With advances in modern medicine, diverse tumor therapies have been developed. However, because of a lack of effective methods, the delivery of drugs or micromolecules in the human body has many limitations. Biomaterials are natural or synthetic functional materials that are prone to contact or interact with living systems. Therefore, the application of biomaterials provides innovative anti-tumor strategies, especially in tumor targeting, chemotherapy sensitization, tumor immunotherapy. The combination of biomaterials and drugs provides a promising strategy to overcome the biological barriers of drug delivery. Nanomaterials can target specific tumor sites to enhance the efficiency of tumor therapies and decrease the toxicity of drug through passive targeting, active targeting and direct targeting. Additionally, biomaterials can be used to enhance the sensitivity of tumor cells to chemotherapy drugs. Furthermore, modifiable biomaterials can induce effective anti-tumor immune response. Currently, the developmental trend of biomaterial for drug delivery is motivated by the combination and diversification of different therapies. With interdisciplinary development, a variety of anti-tumor strategies will emerge in an endless stream to bring great hope for tumor therapy. In this review, we will discuss the anti-tumor strategies based on nanoparticles and injectable scaffolds.

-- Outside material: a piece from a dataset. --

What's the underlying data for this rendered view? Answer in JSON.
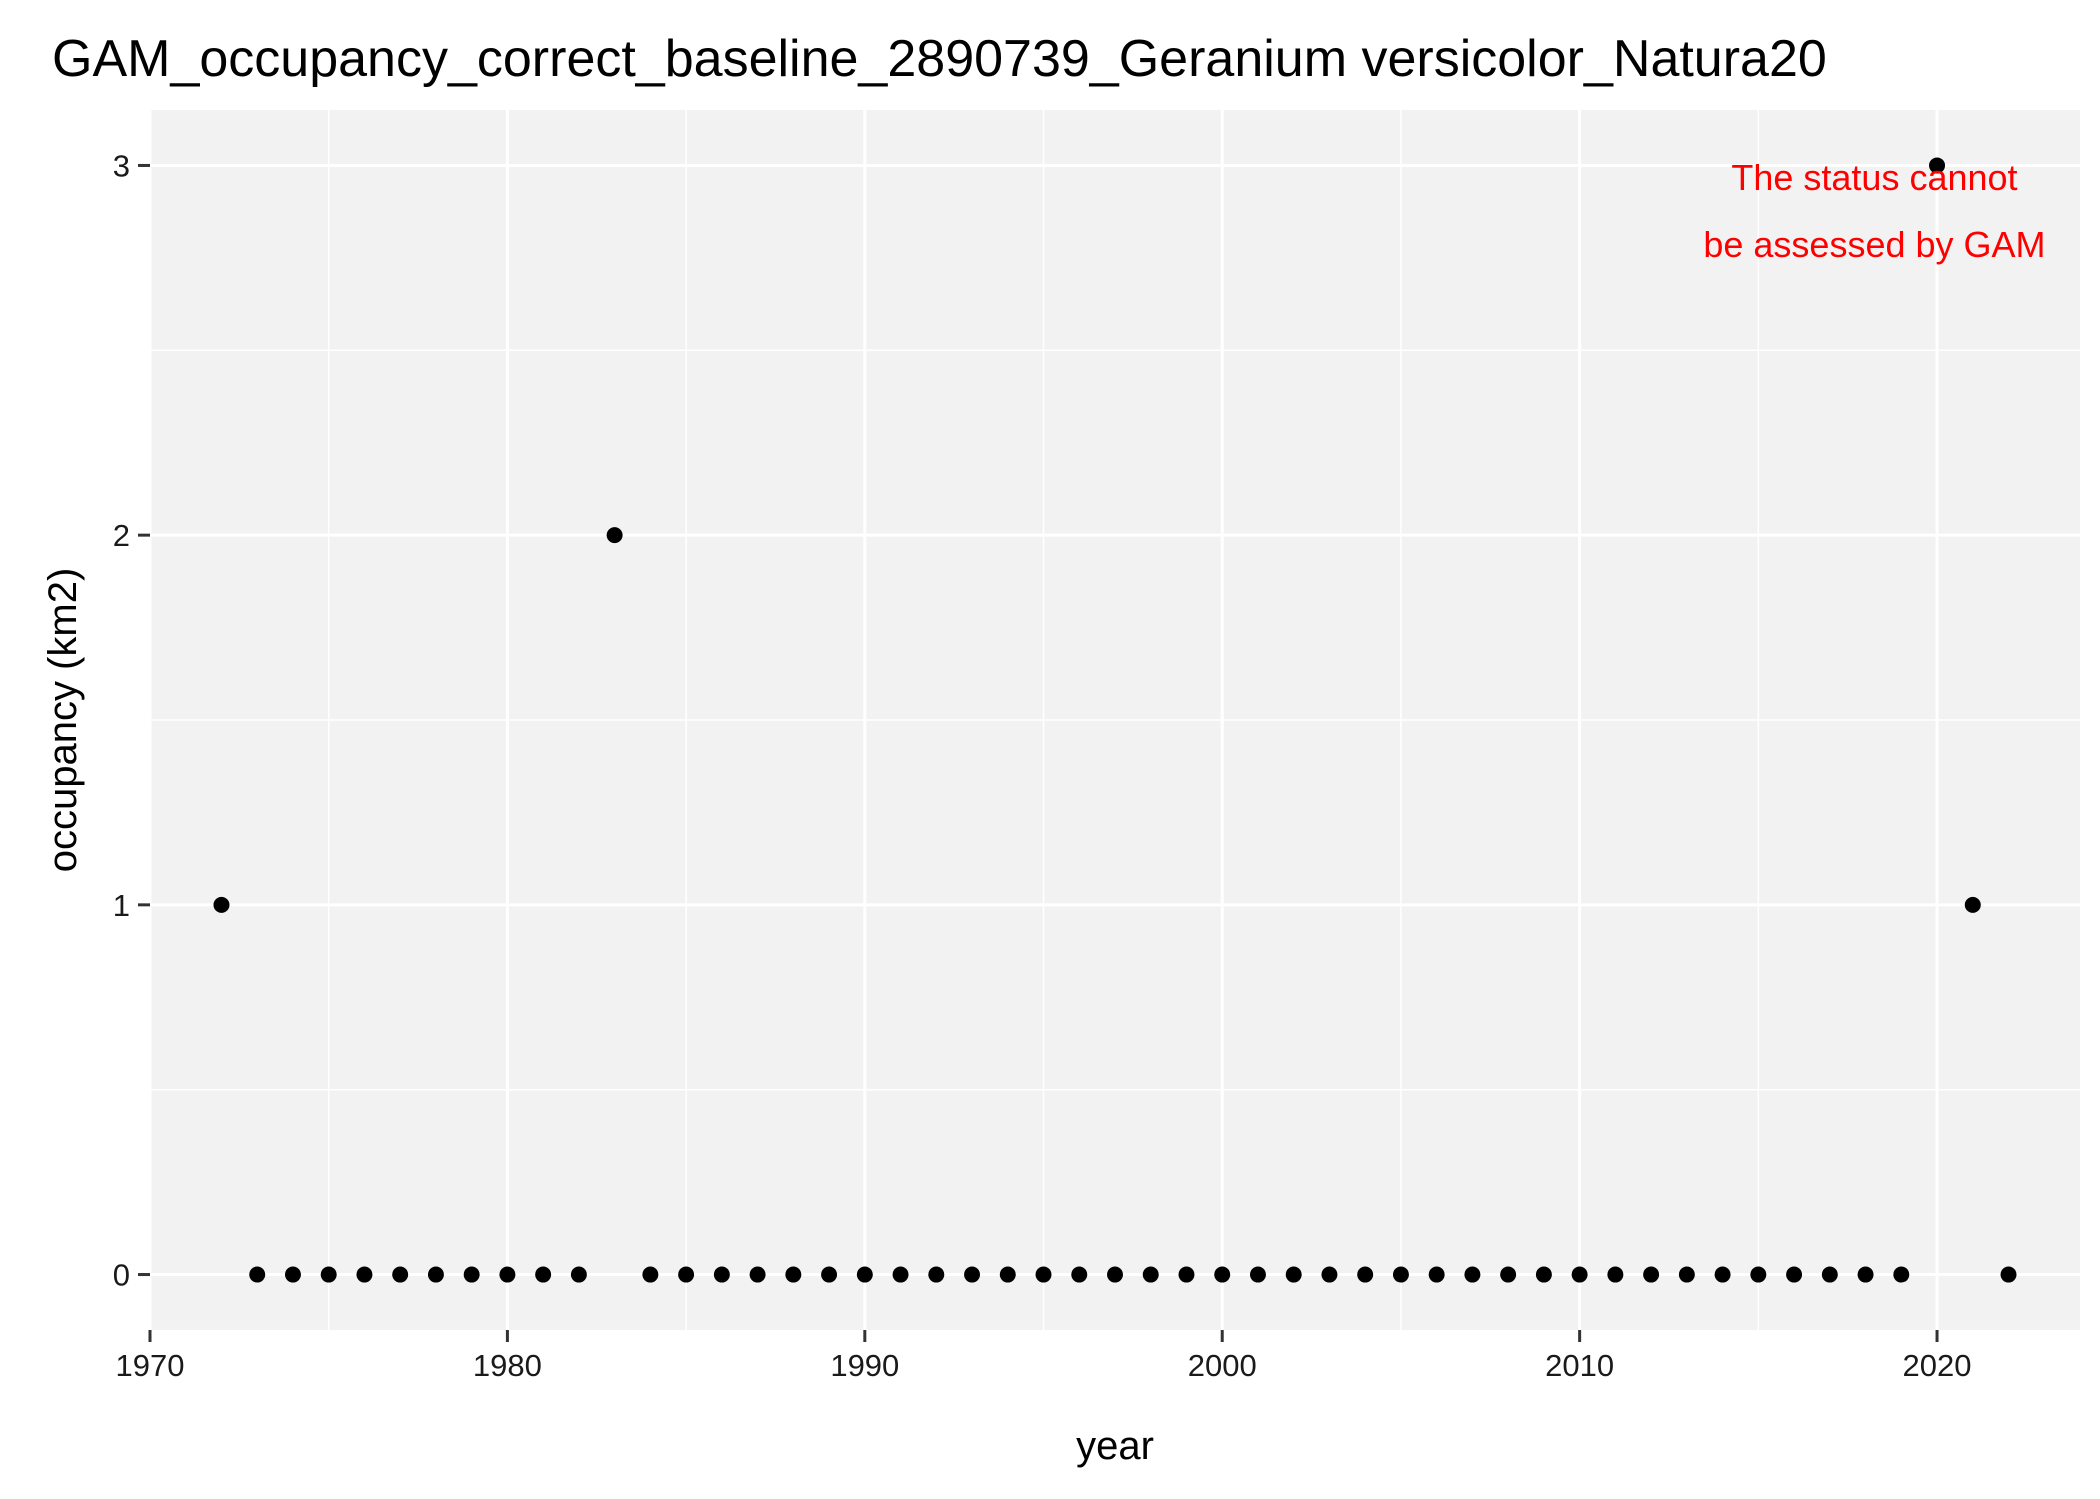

随着现代医学的进步，已经开发了多种肿瘤疗法。然而，由于缺乏有效的方法，药物或小分子在人体中的递送具有许多局限性。生物材料是易于​​与生物系统接触或相互作用的天然或合成功能材料。因此，生物材料的应用提供了创新的抗肿瘤策略，尤其是在肿瘤靶向，化学疗法致敏，肿瘤免疫疗法中。生物材料和药物的结合为克服药物输送的生物学障碍提供了一种有前途的策略。纳米材料可以通过被动靶向，主动靶向和直接靶向来靶向特定的肿瘤部位，从而提高肿瘤治疗的效率并降低药物的毒性。另外，生物材料可用于增强肿瘤细胞对化疗药物的敏感性。此外，可修饰的生物材料可以诱导有效的抗肿瘤免疫反应。当前，用于药物递送的生物材料的发展趋势是由不同疗法的组合和多样化推动的。随着学科的发展，各种各样的抗肿瘤策略将层出不穷，为肿瘤治疗带来巨大希望。在这篇综述中，我们将讨论基于纳米颗粒和可注射支架的抗肿瘤策略。随着学科的发展，各种各样的抗肿瘤策略将层出不穷，为肿瘤治疗带来巨大希望。在这篇综述中，我们将讨论基于纳米颗粒和可注射支架的抗肿瘤策略。随着学科的发展，各种各样的抗肿瘤策略将层出不穷，为肿瘤治疗带来巨大希望。在这篇综述中，我们将讨论基于纳米颗粒和可注射支架的抗肿瘤策略。